Re: NMI watchdog dump does not print on hard lockup

From: Sergey Senozhatsky
Date: Mon Oct 16 2017 - 09:13:18 EST


Hello,

On (10/16/17 13:12), Petr Mladek wrote:
[..]
> > I think an NMI watchdog should just force the flush - the same way an
> > oops should. Deadlocks aren't really relevant if something doesn't get
> > printed out anyway.
>
> We expicititely flush the NMI buffers in panic() when there is
> not other way to see them. But it is questional in other situations.
> Sometimes the flush might be the only way to see the messages
> and sometimes printk() might unnecessarily cause a deadlock.
> IMHO, the only solution is to make it optional.

just "brainstorming" it... with some silly ideas.

pushing the data from NMI panic might look like we are replacing one
deadlock scenario with another deadlock scenario. some of the console
drivers are soooo complex internally. so I have been thinking about...
may be we can extend struct console and add ->write_on_panic() and that
handler must be as lockless as possible; so lockless that calling it
from anything that is not panic() is a severe bug.

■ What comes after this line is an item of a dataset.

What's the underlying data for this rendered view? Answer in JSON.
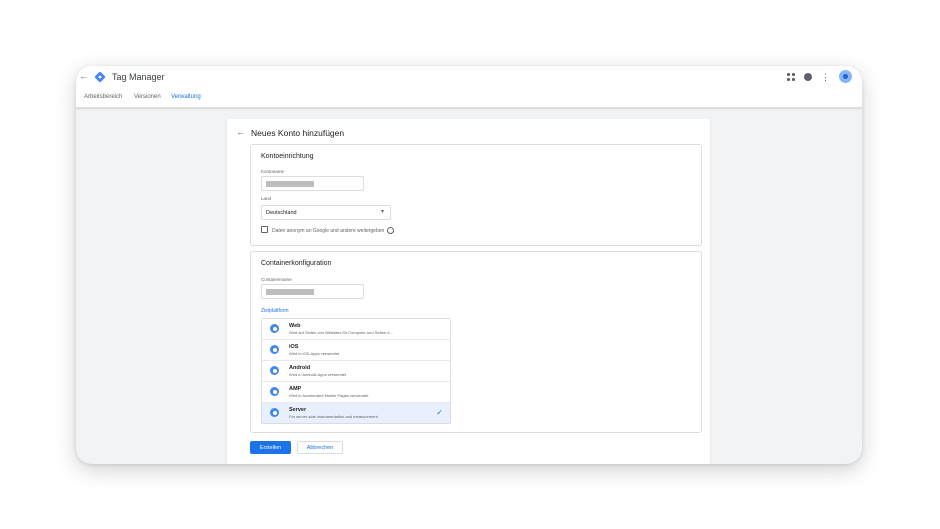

an absolutely trivial case,
if serial console does

console_write_cb(struct console *co, const char *s, unsigned int count)
{
spin_lock_irqsave(&port->lock, flags);
uart_console_write(s, count, console_putchar);
spin_unlock_irqrestore(&port->lock, flags);
}

then panic callback can look like

console_write_on_panic_cb(struct console *co, const char *s, unsigned int count)
{
/* no, we don't take the port lock here */
uart_console_write(s, count, console_putchar);
}

a less trivial case might look more involved. but in general that
write_on_panic() callback must do the absolute minimum of work. so
it's sort of a early console, but as part of normal console driver.

I also got some other serial console crazy ideas, but they are not
related to this topic.

-ss